CHAP. XXIV.--IMPOTENCE OF IDOLS.
"Nor yet is that in harmony with the illustration of Caesar, and of the
powers under him, to call them administrators; whereas you take all care of them,
as I said, tending your images in every respect. For they, having no power, do
nothing. Wherefore tell us what do they administer? what do they of that sort
which rulers in different places do? and what influence do they exert, as the
stars of God? Do they show anything like the sun, or do you light lamps before
them? Are they able to bring showers, as the clouds bring rain,--they which
cannot even move themselves, unless men carry them? Do they make the earth fruitful
to your labours, these to whom you supply sacrifices? Thus they can do nothing.

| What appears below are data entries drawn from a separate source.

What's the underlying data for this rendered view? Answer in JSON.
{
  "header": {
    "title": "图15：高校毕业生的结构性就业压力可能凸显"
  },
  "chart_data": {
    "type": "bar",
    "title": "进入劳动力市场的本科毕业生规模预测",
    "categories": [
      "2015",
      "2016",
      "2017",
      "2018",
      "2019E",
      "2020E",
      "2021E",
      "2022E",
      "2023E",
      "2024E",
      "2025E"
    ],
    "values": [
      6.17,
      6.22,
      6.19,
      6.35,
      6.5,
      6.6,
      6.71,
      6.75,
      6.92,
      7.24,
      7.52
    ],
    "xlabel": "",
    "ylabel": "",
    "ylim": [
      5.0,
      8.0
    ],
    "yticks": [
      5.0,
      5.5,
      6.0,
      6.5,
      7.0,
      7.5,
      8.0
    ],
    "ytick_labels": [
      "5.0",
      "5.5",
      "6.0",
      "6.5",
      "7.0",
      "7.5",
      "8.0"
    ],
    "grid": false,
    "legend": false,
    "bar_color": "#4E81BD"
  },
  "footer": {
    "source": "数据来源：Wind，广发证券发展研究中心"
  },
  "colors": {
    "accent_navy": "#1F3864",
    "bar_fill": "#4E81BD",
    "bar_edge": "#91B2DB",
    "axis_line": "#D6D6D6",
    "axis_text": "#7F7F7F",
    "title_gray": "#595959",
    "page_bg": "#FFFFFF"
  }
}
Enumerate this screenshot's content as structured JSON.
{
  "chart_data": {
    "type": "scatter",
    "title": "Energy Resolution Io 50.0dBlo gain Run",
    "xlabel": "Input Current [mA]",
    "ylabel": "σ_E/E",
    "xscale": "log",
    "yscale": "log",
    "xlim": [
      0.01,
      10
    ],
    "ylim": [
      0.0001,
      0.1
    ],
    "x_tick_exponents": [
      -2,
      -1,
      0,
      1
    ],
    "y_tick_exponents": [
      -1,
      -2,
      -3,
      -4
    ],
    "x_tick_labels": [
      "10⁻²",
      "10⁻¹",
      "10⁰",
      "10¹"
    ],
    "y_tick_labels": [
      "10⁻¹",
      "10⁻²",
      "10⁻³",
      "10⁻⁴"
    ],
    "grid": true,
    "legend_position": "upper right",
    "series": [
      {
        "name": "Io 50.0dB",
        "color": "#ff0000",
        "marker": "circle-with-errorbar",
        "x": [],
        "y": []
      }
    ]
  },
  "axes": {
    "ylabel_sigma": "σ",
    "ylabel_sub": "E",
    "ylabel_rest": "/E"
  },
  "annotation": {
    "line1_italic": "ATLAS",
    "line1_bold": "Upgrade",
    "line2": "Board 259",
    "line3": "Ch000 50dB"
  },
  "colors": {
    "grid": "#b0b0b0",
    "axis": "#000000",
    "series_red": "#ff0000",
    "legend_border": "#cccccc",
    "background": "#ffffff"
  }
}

CHAP. XXV.--SERVANTS BECOME MASTERS.
"But if they were able to do something, you should not be right in calling
them gods: for it is not right to call the elements gods, by which good things
are supplied; but only Him who ordereth them, to accomplish all things for our
use, and who commandeth them to be serviceable to man,--Him alone we call God
in propriety of speech, whose beneficence you do not perceive, but permit those
elements to rule over you which have been assigned to you as your servants.
And why should I speak of the elements, when you not only have made and do
worship lifeless images, but deign to be subject to them in all respects as servants?
Wherefore, by reason of your erroneous judgments, you have become subject to
demons. However, by acknowledgment of God Himself, by good deeds you can again
become masters, and command the demons as slaves, and as sons of God be
constituted heirs of the eternal kingdom."
CHAP. XXVI.--THE SICK HEALED.
Having said this, he ordered the demoniacs, and those taken with diseases,
to be brought to him; and when they were brought, he laid his hands on them,
and prayed, and dismissed them healed, reminding them and the rest of the
multitude to attend upon him there every day that he should discourse. Then, when the
others had withdrawn, Peter bathed in the reservoir that was there, with those
who pleased; and then ordering a table to be spread on the ground under the
thick foliage of the trees, for the sake of shade, he ordered us each to recline,
according to our worth; and thus we partook of food. Therefore having blessed
and having given thanks to God for the enjoyment, according to the accustomed
faith of the Hebrews; and there being still a long time before us, he permitted
us to ask him questions about whatever we pleased; and thus, though there were
twenty of us putting questions to him all round, he satisfied every one. And
now evening having descended, we all went with him into the largest apartment of
the lodging, and there we all slept.